Today I’m spotlighting a wonderful book from author Emma Brodie, the perfect antidote to the Glastonbury blues. This is one of a few proofs I’ve received recently that are based in the world of music. It had me thinking about the best gigs I’ve gone to and how much I’ve missed seeing live music. My last gig before lockdown was Manic Street Preachers in Manchester. I hadn’t seen them since the nineties so it was like revisiting my teenage years and they were just as incredible. However, the gig I remember most as one of those ‘where were you when…’ moments was in 1994 at Alexandra Palace. The main act was my favourite nineties band, Blur and just around the same time as the big Blur V Oasis battle. Just as exciting, the support act was Pulp, only months before they released Common People and became huge. This really was a zeitgeist moment in Britpop and I was there.
THE SUMMER OF 1969
From the moment Jane Quinn steps barefoot onto the main stage at Island Folk festival, her golden hair glinting, her voice soaring into the summer dusk, a star is born – and so is a passionate love story.
Jane’s band hits the road with none other than Jesse Reid, the musician whose bright blue eyes are setting hearts alight everywhere. And as the summer streaks by in a haze of crowds, wild nights and magenta sunsets, Jane is pulled into the orbit of Jesse’s star.

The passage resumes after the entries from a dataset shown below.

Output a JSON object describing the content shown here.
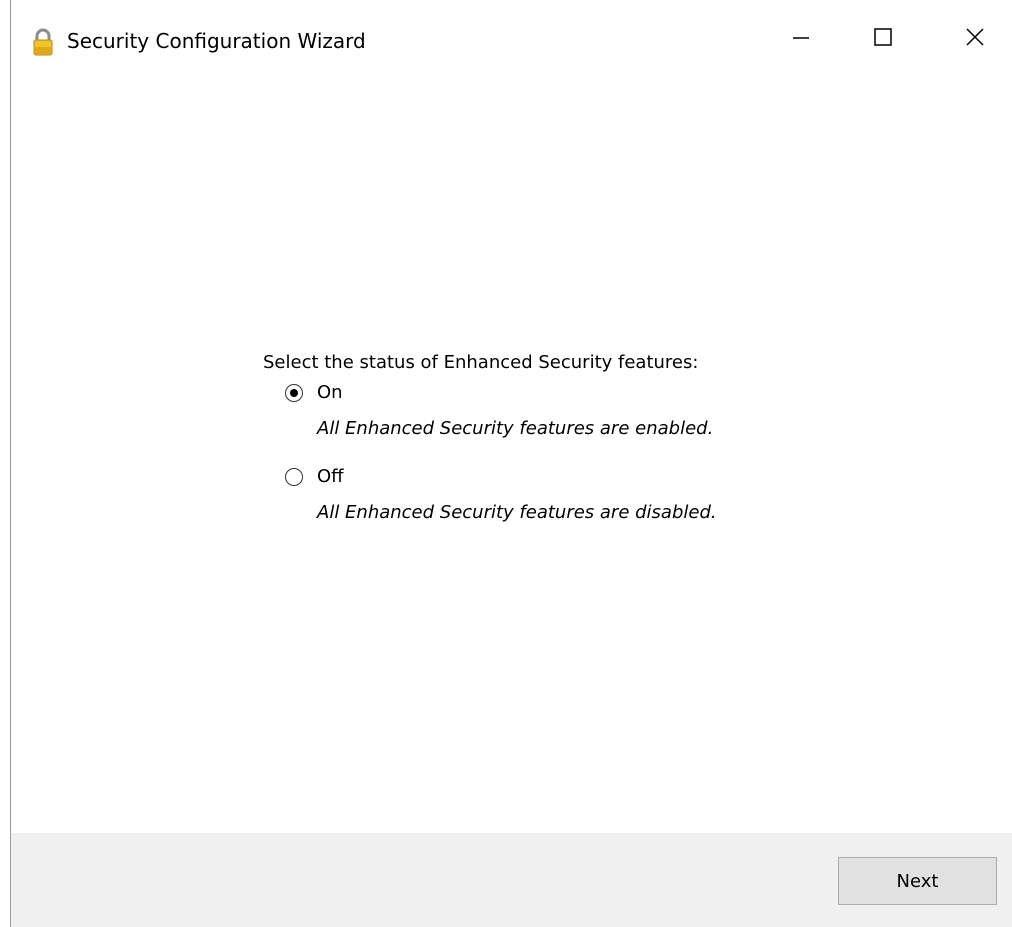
{
  "window": {
    "title": "Security Configuration Wizard",
    "icon": "lock-icon",
    "controls": {
      "minimize_icon": "minimize-icon",
      "maximize_icon": "maximize-icon",
      "close_icon": "close-icon"
    }
  },
  "main": {
    "prompt": "Select the status of Enhanced Security features:",
    "options": [
      {
        "label": "On",
        "description": "All Enhanced Security features are enabled.",
        "selected": true
      },
      {
        "label": "Off",
        "description": "All Enhanced Security features are disabled.",
        "selected": false
      }
    ]
  },
  "footer": {
    "next_label": "Next"
  },
  "colors": {
    "footer_bg": "#f0f0f0",
    "button_bg": "#e1e1e1",
    "button_border": "#adadad",
    "lock_body": "#f2c230",
    "lock_shackle": "#8c8c8c"
  }
}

But Jesse’s rise could mean Jane’s fall. And when she discovers a dark secret beneath his music, she picks up her guitar and writes her heartache into the album that could make or break her: Songs in Ursa Major.
Set against the heady haze of the 70s and alive with music, sex and sun-soaked hedonism, SONGS IN URSA MAJOR is an unforgettable debut and the soundtrack to a love story like no other.
I would like to thank Zaffre and Bonnier Books for my proof copy and I look forward to telling you all about it.